Our eyes estimate depth by comparing the images obtained by our left and right eye. The minor displacement between both viewpoints is enough to calculate an approximate depth map. The pair of images obtained by our eyes is referred to as a “stereo pair”. This, combined with our lens with variable focal length and our general experience of “seeing things”, allows us to have seamless 3D vision.

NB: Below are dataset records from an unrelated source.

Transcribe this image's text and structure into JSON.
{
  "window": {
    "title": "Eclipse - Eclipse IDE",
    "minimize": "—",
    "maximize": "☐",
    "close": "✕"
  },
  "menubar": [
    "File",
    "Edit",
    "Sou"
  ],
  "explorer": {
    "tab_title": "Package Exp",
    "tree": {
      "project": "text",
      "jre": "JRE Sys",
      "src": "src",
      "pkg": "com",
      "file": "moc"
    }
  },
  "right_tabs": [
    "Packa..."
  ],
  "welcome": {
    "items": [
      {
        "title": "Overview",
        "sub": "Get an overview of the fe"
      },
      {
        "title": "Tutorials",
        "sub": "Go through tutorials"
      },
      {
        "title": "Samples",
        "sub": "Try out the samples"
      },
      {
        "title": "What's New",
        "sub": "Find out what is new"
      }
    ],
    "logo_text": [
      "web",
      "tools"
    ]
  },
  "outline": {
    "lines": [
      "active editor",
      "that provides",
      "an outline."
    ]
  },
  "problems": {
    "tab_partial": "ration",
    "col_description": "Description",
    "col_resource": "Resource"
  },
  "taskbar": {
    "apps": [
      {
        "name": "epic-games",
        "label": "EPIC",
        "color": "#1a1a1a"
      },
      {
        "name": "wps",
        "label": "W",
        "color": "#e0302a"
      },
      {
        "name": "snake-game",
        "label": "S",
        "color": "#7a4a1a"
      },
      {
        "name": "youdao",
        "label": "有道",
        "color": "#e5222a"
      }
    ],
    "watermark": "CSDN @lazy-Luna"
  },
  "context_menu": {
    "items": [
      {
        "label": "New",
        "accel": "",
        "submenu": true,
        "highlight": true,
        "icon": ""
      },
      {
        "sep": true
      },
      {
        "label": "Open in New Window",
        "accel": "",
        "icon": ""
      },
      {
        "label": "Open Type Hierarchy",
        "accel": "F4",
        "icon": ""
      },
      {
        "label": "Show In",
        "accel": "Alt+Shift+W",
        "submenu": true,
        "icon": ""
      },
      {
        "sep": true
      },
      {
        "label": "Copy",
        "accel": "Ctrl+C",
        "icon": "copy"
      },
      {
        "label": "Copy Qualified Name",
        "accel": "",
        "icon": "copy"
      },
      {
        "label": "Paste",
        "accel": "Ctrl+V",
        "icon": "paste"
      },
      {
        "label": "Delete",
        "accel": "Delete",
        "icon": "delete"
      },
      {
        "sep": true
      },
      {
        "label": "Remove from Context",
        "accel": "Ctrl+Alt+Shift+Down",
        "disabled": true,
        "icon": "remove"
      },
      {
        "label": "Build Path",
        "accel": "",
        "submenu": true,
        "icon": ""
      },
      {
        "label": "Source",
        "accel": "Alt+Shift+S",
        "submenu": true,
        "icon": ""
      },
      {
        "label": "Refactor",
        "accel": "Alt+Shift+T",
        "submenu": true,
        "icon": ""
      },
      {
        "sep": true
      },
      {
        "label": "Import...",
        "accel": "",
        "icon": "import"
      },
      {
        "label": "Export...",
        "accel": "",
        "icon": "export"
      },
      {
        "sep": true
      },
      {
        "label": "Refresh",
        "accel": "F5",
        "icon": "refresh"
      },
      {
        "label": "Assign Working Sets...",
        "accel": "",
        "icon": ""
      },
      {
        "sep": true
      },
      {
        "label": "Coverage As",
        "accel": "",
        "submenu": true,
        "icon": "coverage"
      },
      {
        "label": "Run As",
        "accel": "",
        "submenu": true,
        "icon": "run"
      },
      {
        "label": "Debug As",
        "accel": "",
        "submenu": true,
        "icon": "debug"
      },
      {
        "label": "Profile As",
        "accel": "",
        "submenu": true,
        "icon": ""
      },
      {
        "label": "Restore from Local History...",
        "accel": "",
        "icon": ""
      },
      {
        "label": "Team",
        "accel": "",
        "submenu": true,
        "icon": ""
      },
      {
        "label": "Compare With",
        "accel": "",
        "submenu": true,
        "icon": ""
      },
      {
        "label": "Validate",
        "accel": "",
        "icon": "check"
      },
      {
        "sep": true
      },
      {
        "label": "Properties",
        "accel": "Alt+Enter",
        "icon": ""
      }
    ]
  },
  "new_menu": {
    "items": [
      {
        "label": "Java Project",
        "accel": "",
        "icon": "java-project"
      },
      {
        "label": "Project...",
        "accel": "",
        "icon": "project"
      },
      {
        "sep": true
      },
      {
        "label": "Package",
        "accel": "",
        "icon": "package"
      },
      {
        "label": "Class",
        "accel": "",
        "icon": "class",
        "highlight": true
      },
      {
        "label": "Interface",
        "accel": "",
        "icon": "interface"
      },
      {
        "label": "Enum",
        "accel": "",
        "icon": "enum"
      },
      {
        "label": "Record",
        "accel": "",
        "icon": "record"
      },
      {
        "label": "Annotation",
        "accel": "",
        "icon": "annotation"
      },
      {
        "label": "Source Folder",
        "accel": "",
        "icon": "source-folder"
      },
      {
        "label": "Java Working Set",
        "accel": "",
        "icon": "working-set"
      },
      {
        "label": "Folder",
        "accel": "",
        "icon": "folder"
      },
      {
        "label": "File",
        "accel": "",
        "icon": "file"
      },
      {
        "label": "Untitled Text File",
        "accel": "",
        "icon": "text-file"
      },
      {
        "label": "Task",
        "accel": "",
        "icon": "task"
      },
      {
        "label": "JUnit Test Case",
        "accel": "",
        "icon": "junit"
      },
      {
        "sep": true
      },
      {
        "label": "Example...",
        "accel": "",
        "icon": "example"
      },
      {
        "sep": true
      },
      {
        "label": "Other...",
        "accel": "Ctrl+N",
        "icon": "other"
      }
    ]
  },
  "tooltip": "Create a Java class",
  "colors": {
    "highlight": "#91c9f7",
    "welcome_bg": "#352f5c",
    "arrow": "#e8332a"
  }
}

When engineers and researchers understood this concept, they tried to emulate the way our eyes work in order to extract depth information from the environment. There are numerous approaches that lead to the same outcome based on the following strategies:

  • Dual camera technology: some devices have two cameras which are separated by a small distance, and compute depth using stereo-paired inference;

  • Dual pixel technology: in this case, each pixel comprised two photodiodes, which are separated by a very small distance (less than a millimeter). Each photodiode receives the image signals separately, and then analyzes them as a stereo-image pair. Google Pixel 2 uses this technology;

  • IR sensors: the first version of Kinect used an infra-red (IR) projector to compute depth. A pattern of IR dots is projected onto the environment, and a monochrome CMOS sensor (placed a few centimeters away) receives the reflected rays. To produce depth information, the difference between the expected and received IR dot position is calculated;

  • Laser sensors: LIDAR systems fire laser pulses at the objects in the environment and measure either the flight time or the time the pulses take to get reflected back. These systems additionally measure the change in laser pulses’ wavelength, providing accurate depth information.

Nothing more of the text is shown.